I've written a library in C which consumes a lot of memory (millions of small blocks). I've written a c program which uses this library. And I've written a java program which uses the same library. The Java program is a very thin layer around the library. Basically there is only one native method which is called, does all the work and returns hours later. There is no further communication between Java and the native library using the java invocation interface. Nor there are Java object which consume a noteworthy amount of memory.
So the c program and the Java program are very similar. The whole computation/memmory allocation happens inside the native library. Still. When executed the c program consumes 3GB of memory. But the Java program consumes 4.3GB! (VIRT amount reported by top)
I checked the memory map of the Java process (using pmap). Only 40MB are used by libraries. So additional libraries loaded by Java are not the cause.
Does anyone have an explanation for this behavior?
EDIT: Thanks for the answers so far. To make it a little bit more clearer: The java code does nothing but invoke the native library ONCE! The java heap is standard size (perhaps 60MB) and is not used (except for the one class containing the main method and the other class invoking the native library).
The native library method is a long running one and does a lot of mallocs and frees. Fragmentation is one explanation I thought of myself too. But since there is no Java code active the fragmentation behavior should be the same for the Java program and the c program. Since it is different I also presume the used malloc implementations are different when run in c program or in Java program.
Just guessing: You might be using a non-default malloc implementation when running inside the JVM that's tune to the specfic needs of the JVM and produces more overhead than the general-purpose malloc in your normal libc implementation.
Sorry guys. Wrong assumptions.
I got used to the 64MB the Sun Java implementations used to use for default maximum heap size. But I used openjdk 1.6 for testing. Openjdk uses a fraction of the physical memory if no maximum heap size was explicitly specified. In my case one fourth. I used a 4GB machine. One fourth is thus 1GB. There it is the difference between C and Java.
Sadly this behavior isn't documented anywhere. I found it looking at the source code of openjdk (arguments.cpp):
// If the maximum heap size has not been set with -Xmx,
// then set it as fraction of the size of physical memory,
// respecting the maximum and minimum sizes of the heap.
Java need to have continuous memory for its heap so it can allocate the maximum memory size as virtual memory. However, this doesn't consume physical memory and might not even consume swap.
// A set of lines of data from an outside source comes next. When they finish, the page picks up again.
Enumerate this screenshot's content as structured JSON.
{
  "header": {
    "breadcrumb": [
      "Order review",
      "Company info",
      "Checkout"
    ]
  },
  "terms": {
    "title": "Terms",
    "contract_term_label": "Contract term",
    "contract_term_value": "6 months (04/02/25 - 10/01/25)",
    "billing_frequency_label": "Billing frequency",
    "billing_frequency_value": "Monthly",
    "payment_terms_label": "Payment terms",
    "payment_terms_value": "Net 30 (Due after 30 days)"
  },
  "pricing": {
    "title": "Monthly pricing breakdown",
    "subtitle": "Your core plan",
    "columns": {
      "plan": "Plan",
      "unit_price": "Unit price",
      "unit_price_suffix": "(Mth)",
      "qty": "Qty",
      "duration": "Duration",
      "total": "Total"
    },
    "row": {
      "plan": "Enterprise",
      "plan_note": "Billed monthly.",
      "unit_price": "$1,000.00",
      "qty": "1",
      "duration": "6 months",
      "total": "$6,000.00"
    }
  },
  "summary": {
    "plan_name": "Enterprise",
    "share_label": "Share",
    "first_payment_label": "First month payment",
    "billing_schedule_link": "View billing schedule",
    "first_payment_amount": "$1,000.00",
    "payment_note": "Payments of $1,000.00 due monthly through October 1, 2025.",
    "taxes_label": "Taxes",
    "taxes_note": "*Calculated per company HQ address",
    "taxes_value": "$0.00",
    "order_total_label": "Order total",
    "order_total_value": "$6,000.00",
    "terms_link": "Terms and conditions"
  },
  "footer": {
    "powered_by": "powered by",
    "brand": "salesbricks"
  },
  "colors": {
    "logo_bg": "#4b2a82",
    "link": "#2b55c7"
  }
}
I would check how much your resident memory increases by.
There are different factors that you need to take into account especially on a language like Java, Java runs on a virtual machine and garbage collection is handled by the Java Runtime, as there is considerable effort (I would imagine) from using the Java Invocation Interface to switch or execute the native method within the native library as there would have to be a means to allocate space on the stack, switch to native code, execute the native method, switch back to the Java virtual machine and perhaps somehow, the space on the stack was not freed up - that's what I would be inclined to think.
Hope this helps,
Best regards,
Tom.
It is hard to say, but I think at the heart of the problem is that there are two heaps in your application which need to be maintained -- the standard Java heap for Java object allocations (maintained by the JVM), and the C heap which is maintained by calls to malloc/free. It is hard to say what is going on exactly without seeing some code.
Here is a suggestion for combating it.
Make the C code stop using the standard malloc call, and use an alternate version of malloc that grabs memory by mmaping /dev/zero. You can either modify an implementation of malloc from a library or roll your own if you feel competent enough to do that.
I strongly suspect you will discover that your problem goes away after you do that.